Al-Jaber’s nomination, however, drew immediate criticism. Harjeet Singh, who is the head of Global Political Strategy at Climate Action Network International, said al-Jaber being an oil company CEO posed “an unprecedented and alarming conflict of interest.”
“There can be no place for polluters at a climate conference, least of all presiding over a COP,” Singh said.
Alice Harrison of Global Witness put it even more bluntly: “You wouldn’t invite arms dealers to lead peace talks. So why let oil executives lead climate talks?” Greenpeace said it was “deeply alarmed” by al-Jaber’s appointment, adding: “This sets a dangerous precedent, risking the credibility of the UAE and the trust that has been placed in them.”
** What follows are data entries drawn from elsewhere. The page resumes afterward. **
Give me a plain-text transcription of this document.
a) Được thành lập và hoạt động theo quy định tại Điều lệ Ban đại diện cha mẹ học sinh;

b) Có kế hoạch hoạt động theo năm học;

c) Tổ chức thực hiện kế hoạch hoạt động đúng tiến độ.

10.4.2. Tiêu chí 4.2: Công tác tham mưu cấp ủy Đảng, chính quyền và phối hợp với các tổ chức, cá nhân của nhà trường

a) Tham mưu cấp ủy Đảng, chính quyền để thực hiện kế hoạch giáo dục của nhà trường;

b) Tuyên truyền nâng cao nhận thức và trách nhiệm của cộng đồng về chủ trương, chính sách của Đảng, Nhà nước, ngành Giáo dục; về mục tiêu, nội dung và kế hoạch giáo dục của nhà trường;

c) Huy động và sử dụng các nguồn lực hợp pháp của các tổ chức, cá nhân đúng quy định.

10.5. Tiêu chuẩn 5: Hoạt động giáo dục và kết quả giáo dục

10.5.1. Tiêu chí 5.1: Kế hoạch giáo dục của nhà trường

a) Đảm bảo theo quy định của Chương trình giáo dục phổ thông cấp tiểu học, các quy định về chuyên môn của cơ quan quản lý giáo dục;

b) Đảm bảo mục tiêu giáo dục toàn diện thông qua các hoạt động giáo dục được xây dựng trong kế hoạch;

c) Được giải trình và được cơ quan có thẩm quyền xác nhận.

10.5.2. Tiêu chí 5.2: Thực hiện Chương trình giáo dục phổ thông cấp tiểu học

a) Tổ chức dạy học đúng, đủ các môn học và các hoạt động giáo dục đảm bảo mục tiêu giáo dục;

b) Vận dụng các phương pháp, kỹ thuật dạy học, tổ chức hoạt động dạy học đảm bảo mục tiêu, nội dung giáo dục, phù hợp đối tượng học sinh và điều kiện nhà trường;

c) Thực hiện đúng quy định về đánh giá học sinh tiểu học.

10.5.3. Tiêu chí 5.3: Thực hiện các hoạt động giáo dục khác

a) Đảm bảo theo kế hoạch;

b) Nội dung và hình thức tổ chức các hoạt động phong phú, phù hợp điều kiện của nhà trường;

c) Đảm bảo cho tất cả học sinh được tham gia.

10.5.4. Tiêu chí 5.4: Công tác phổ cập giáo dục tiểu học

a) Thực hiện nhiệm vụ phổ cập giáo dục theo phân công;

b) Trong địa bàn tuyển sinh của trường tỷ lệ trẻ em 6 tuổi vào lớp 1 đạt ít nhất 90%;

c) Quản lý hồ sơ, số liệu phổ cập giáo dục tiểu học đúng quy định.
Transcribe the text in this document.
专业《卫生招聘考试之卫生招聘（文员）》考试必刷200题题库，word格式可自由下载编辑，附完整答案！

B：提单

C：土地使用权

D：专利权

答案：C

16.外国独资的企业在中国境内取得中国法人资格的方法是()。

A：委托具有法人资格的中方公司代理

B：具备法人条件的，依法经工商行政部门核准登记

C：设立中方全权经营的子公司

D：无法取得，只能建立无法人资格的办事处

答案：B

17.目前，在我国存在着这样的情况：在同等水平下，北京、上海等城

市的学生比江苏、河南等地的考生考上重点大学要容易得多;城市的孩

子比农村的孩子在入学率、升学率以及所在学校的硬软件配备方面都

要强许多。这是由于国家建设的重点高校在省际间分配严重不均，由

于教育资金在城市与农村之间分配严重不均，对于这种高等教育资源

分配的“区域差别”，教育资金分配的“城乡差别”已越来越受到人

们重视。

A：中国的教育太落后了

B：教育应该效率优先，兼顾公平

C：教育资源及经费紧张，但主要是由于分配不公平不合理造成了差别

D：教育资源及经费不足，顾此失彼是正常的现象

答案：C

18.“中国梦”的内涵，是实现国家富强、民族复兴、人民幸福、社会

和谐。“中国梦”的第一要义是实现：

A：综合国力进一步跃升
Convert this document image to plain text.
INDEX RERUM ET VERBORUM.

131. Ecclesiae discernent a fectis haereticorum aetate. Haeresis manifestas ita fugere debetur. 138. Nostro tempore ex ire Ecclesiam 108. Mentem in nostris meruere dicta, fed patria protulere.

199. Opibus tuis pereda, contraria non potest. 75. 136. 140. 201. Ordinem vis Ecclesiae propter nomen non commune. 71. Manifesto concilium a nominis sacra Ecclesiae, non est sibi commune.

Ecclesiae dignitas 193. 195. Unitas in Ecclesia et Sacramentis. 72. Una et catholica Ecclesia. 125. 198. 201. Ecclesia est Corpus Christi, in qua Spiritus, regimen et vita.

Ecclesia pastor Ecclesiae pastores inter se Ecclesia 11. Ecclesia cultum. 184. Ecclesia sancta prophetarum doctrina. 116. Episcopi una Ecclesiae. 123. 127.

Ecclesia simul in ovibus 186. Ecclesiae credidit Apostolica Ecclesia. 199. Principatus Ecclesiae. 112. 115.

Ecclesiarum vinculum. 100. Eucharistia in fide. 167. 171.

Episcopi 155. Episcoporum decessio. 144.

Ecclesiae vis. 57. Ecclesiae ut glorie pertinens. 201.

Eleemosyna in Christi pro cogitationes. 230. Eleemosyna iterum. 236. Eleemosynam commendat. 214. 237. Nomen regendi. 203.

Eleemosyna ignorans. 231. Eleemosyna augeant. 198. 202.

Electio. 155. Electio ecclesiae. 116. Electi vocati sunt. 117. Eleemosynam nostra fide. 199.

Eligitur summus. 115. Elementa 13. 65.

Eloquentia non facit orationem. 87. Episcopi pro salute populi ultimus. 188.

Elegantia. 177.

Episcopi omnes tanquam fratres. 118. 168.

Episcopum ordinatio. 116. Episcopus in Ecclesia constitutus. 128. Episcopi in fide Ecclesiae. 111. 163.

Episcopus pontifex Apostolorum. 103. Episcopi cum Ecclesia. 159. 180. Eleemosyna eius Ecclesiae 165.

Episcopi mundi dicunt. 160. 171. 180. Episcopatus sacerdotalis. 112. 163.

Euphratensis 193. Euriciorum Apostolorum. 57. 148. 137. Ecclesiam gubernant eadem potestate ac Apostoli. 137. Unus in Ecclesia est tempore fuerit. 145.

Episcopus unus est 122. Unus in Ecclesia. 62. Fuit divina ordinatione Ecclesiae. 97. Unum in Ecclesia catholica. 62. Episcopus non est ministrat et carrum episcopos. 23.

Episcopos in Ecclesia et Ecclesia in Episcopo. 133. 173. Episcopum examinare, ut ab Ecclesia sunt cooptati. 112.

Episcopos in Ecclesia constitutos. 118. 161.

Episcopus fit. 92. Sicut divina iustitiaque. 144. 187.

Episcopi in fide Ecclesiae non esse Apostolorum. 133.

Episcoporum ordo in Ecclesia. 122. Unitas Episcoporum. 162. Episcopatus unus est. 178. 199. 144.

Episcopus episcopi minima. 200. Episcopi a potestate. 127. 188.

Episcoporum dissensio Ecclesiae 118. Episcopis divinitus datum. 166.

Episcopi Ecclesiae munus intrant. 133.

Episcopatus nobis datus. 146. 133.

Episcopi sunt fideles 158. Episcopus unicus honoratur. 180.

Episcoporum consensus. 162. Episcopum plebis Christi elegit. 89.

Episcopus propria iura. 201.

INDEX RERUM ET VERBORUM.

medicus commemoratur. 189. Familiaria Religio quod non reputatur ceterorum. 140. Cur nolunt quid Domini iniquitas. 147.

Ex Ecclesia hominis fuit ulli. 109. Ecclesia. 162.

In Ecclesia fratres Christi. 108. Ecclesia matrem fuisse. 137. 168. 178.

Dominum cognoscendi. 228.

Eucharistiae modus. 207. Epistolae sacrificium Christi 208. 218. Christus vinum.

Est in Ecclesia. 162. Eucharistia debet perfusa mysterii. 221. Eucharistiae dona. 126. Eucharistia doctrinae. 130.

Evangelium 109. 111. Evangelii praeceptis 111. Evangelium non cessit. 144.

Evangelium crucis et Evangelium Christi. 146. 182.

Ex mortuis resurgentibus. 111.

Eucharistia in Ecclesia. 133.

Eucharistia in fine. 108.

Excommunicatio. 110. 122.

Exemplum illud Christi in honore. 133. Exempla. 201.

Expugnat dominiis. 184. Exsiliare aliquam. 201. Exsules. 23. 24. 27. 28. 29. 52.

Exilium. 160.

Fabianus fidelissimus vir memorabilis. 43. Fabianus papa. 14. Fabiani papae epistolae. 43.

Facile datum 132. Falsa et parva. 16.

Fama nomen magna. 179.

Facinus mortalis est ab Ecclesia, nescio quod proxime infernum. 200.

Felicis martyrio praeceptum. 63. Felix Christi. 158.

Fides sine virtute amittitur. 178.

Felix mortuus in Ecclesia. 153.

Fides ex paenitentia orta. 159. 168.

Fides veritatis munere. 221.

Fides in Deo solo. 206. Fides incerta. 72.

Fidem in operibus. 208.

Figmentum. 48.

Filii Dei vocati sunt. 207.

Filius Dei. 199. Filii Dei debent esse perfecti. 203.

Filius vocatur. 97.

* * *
Each year, the country hosting the U.N. negotiations known as the Conference of the Parties — where COP gets its name — nominates a person to chair the talks. Hosts typically pick a veteran diplomat as the talks can be incredibly difficult to steer between competing nations and their interests. The nominee’s position as “COP president” is confirmed by delegates at the start of the talks, usually without objections.
U.N. spokesman Stephane Dujarric, asked about whether Secretary-General Antonio Guterres thinks someone involved with fossil fuels should head COP28, stressed that the United Nations has “absolutely no involvement” in the selection.